When Italian photographer Fabio Bucciarelli boarded an overcrowded local train in Gevgelija, Macedonia, just across the Greek border, and embarked on a five-hour trip to Tabanovce, near the Serbian border, he felt an urgency to tell a different kind of story.
He wanted to move away from the images of overcrowded dinghies reaching Greek islands and of thousands of families walking along train tracks.
A photojournalist and recipient of the prestigious Robert Capa Gold Medal for his work Battle To Death on Syria’s civil war, Bucciarelli has often pursued the sort of photography that captures the bare reality as it unfolds before his lens. What he witnessed on a train to Tabanovce was no different: exhausted passengers packed into the seats and along narrow aisles as the train made its way northward. “If we think about those photographs that came out in those same days from the Balkans, those are photographs that show tension, clashes, people trying to escape; tired and distraught people,” he says.
But this time, Bucciarelli aimed to show a different dimension. He chose to portray his subjects devoid of any conventional attributions that would define them as anything other than men, women and children. “After documenting the breaking news of the refugees, I thought to produce a body of work that could decontextualize the refugee to make them more human,” he tells TIME. “So [I tried to represent] the humanity of refugees in their most intimate moment: during their sleep.”

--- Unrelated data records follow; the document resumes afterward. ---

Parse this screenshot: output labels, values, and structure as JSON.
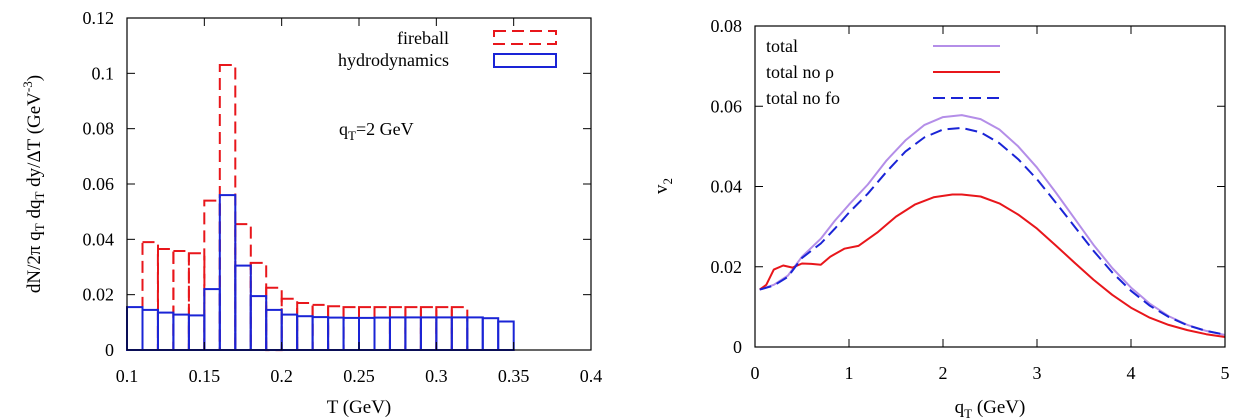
{
  "chart_data": [
    {
      "type": "histogram",
      "xlabel": "T (GeV)",
      "ylabel": {
        "main": "dN/2π q",
        "s1": "T",
        "mid": " dq",
        "s2": "T",
        "tail": " dy/ΔT (GeV",
        "sup": "-3",
        "end": ")"
      },
      "xlim": [
        0.1,
        0.4
      ],
      "ylim": [
        0,
        0.12
      ],
      "xticks": [
        "0.1",
        "0.15",
        "0.2",
        "0.25",
        "0.3",
        "0.35",
        "0.4"
      ],
      "yticks": [
        "0",
        "0.02",
        "0.04",
        "0.06",
        "0.08",
        "0.1",
        "0.12"
      ],
      "annotation": {
        "pre": "q",
        "sub": "T",
        "post": "=2 GeV"
      },
      "legend_position": "top-right",
      "grid": false,
      "series": [
        {
          "name": "fireball",
          "color": "#e8161b",
          "style": "dashed",
          "bin_width": 0.01,
          "bins": [
            [
              0.11,
              0.039
            ],
            [
              0.12,
              0.0365
            ],
            [
              0.13,
              0.0358
            ],
            [
              0.14,
              0.035
            ],
            [
              0.15,
              0.054
            ],
            [
              0.16,
              0.103
            ],
            [
              0.17,
              0.0455
            ],
            [
              0.18,
              0.0315
            ],
            [
              0.19,
              0.0225
            ],
            [
              0.2,
              0.0185
            ],
            [
              0.21,
              0.017
            ],
            [
              0.22,
              0.0163
            ],
            [
              0.23,
              0.0158
            ],
            [
              0.24,
              0.0155
            ],
            [
              0.25,
              0.0155
            ],
            [
              0.26,
              0.0155
            ],
            [
              0.27,
              0.0155
            ],
            [
              0.28,
              0.0155
            ],
            [
              0.29,
              0.0155
            ],
            [
              0.3,
              0.0155
            ],
            [
              0.31,
              0.0155
            ]
          ]
        },
        {
          "name": "hydrodynamics",
          "color": "#1a24d6",
          "style": "solid",
          "bin_width": 0.01,
          "bins": [
            [
              0.1,
              0.0155
            ],
            [
              0.11,
              0.0145
            ],
            [
              0.12,
              0.0135
            ],
            [
              0.13,
              0.0128
            ],
            [
              0.14,
              0.0125
            ],
            [
              0.15,
              0.022
            ],
            [
              0.16,
              0.056
            ],
            [
              0.17,
              0.0305
            ],
            [
              0.18,
              0.0195
            ],
            [
              0.19,
              0.0145
            ],
            [
              0.2,
              0.0128
            ],
            [
              0.21,
              0.0122
            ],
            [
              0.22,
              0.0119
            ],
            [
              0.23,
              0.0117
            ],
            [
              0.24,
              0.0116
            ],
            [
              0.25,
              0.0116
            ],
            [
              0.26,
              0.0117
            ],
            [
              0.27,
              0.0118
            ],
            [
              0.28,
              0.0118
            ],
            [
              0.29,
              0.0118
            ],
            [
              0.3,
              0.0118
            ],
            [
              0.31,
              0.0118
            ],
            [
              0.32,
              0.0118
            ],
            [
              0.33,
              0.0115
            ],
            [
              0.34,
              0.0103
            ]
          ]
        }
      ]
    },
    {
      "type": "line",
      "xlabel": {
        "pre": "q",
        "sub": "T",
        "post": " (GeV)"
      },
      "ylabel": {
        "pre": "v",
        "sub": "2"
      },
      "xlim": [
        0,
        5
      ],
      "ylim": [
        0,
        0.08
      ],
      "xticks": [
        "0",
        "1",
        "2",
        "3",
        "4",
        "5"
      ],
      "yticks": [
        "0",
        "0.02",
        "0.04",
        "0.06",
        "0.08"
      ],
      "legend_position": "top-left",
      "grid": false,
      "series": [
        {
          "name": "total",
          "color": "#b48ee8",
          "style": "solid",
          "points": [
            [
              0.05,
              0.0143
            ],
            [
              0.2,
              0.0155
            ],
            [
              0.35,
              0.0178
            ],
            [
              0.5,
              0.0225
            ],
            [
              0.7,
              0.027
            ],
            [
              0.85,
              0.0315
            ],
            [
              1.0,
              0.0355
            ],
            [
              1.2,
              0.0405
            ],
            [
              1.4,
              0.0465
            ],
            [
              1.6,
              0.0515
            ],
            [
              1.8,
              0.0553
            ],
            [
              2.0,
              0.0573
            ],
            [
              2.2,
              0.0578
            ],
            [
              2.4,
              0.0568
            ],
            [
              2.6,
              0.0542
            ],
            [
              2.8,
              0.05
            ],
            [
              3.0,
              0.0447
            ],
            [
              3.2,
              0.0385
            ],
            [
              3.4,
              0.032
            ],
            [
              3.6,
              0.0255
            ],
            [
              3.8,
              0.0197
            ],
            [
              4.0,
              0.0148
            ],
            [
              4.2,
              0.0108
            ],
            [
              4.4,
              0.0077
            ],
            [
              4.6,
              0.0055
            ],
            [
              4.8,
              0.004
            ],
            [
              5.0,
              0.003
            ]
          ]
        },
        {
          "name": "total no ρ",
          "color": "#e8161b",
          "style": "solid",
          "points": [
            [
              0.05,
              0.0143
            ],
            [
              0.12,
              0.0155
            ],
            [
              0.2,
              0.0193
            ],
            [
              0.3,
              0.0203
            ],
            [
              0.4,
              0.0198
            ],
            [
              0.5,
              0.0208
            ],
            [
              0.6,
              0.0207
            ],
            [
              0.7,
              0.0205
            ],
            [
              0.8,
              0.0225
            ],
            [
              0.95,
              0.0245
            ],
            [
              1.1,
              0.0252
            ],
            [
              1.3,
              0.0285
            ],
            [
              1.5,
              0.0325
            ],
            [
              1.7,
              0.0355
            ],
            [
              1.9,
              0.0373
            ],
            [
              2.1,
              0.038
            ],
            [
              2.2,
              0.038
            ],
            [
              2.4,
              0.0375
            ],
            [
              2.6,
              0.0358
            ],
            [
              2.8,
              0.033
            ],
            [
              3.0,
              0.0295
            ],
            [
              3.2,
              0.0253
            ],
            [
              3.4,
              0.021
            ],
            [
              3.6,
              0.0168
            ],
            [
              3.8,
              0.013
            ],
            [
              4.0,
              0.0098
            ],
            [
              4.2,
              0.0073
            ],
            [
              4.4,
              0.0055
            ],
            [
              4.6,
              0.0042
            ],
            [
              4.8,
              0.0032
            ],
            [
              5.0,
              0.0025
            ]
          ]
        },
        {
          "name": "total no fo",
          "color": "#1a24d6",
          "style": "dashed",
          "points": [
            [
              0.05,
              0.0143
            ],
            [
              0.2,
              0.0153
            ],
            [
              0.35,
              0.0175
            ],
            [
              0.5,
              0.0222
            ],
            [
              0.7,
              0.0258
            ],
            [
              0.85,
              0.0295
            ],
            [
              1.0,
              0.0335
            ],
            [
              1.2,
              0.0382
            ],
            [
              1.4,
              0.0437
            ],
            [
              1.6,
              0.0487
            ],
            [
              1.8,
              0.0522
            ],
            [
              2.0,
              0.0542
            ],
            [
              2.2,
              0.0546
            ],
            [
              2.4,
              0.0535
            ],
            [
              2.6,
              0.0508
            ],
            [
              2.8,
              0.0468
            ],
            [
              3.0,
              0.0418
            ],
            [
              3.2,
              0.036
            ],
            [
              3.4,
              0.03
            ],
            [
              3.6,
              0.024
            ],
            [
              3.8,
              0.0186
            ],
            [
              4.0,
              0.014
            ],
            [
              4.2,
              0.0103
            ],
            [
              4.4,
              0.0075
            ],
            [
              4.6,
              0.0054
            ],
            [
              4.8,
              0.004
            ],
            [
              5.0,
              0.0031
            ]
          ]
        }
      ]
    }
  ]
}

The result is Dreaming Europe, a body of work whose intimate, subtle portraits document refugees as they find a moment of peace on their long and grueling journey. The project, which references Tim Hetherington’s Sleeping Soldiers series, forms the last chapter of a broader body of work, The Dream, started in 2011 and soon to be published by FotoEvidence, which chronicles the aftermath of the Arab Spring through the journey of refugees fleeing the Middle East and North Africa. “‘The Dream’ aims to explain and display the status of the migrants,” Bucciarelli says, “regardless of where they are escaping from or where they are going. [It is a project that] aims to describe a feeling and their status through a dreamlike journey.”
Bucciarelli underscores the importance of removing all elements of context from the portraits to emphasize the refugees’ precarious conditions as European leaders struggle to find a collaborative and definite way to address the crisis. “The [status] of the refugee is not completely clear yet,” says Bucciarelli. “The European Community still doesn’t know fully how to manage this crisis.”
This feeling of uncertainty is highlighted by the name of the project itself. Having embarked on a perilous and draining journey with the hope of reaching Europe, these people are only halfway there. They rest for a moment, but their destination and fate are all but certain. “We imagine them dreaming, and clearly they are dreaming about the future, about Europe, about escaping the war, about a new hope.”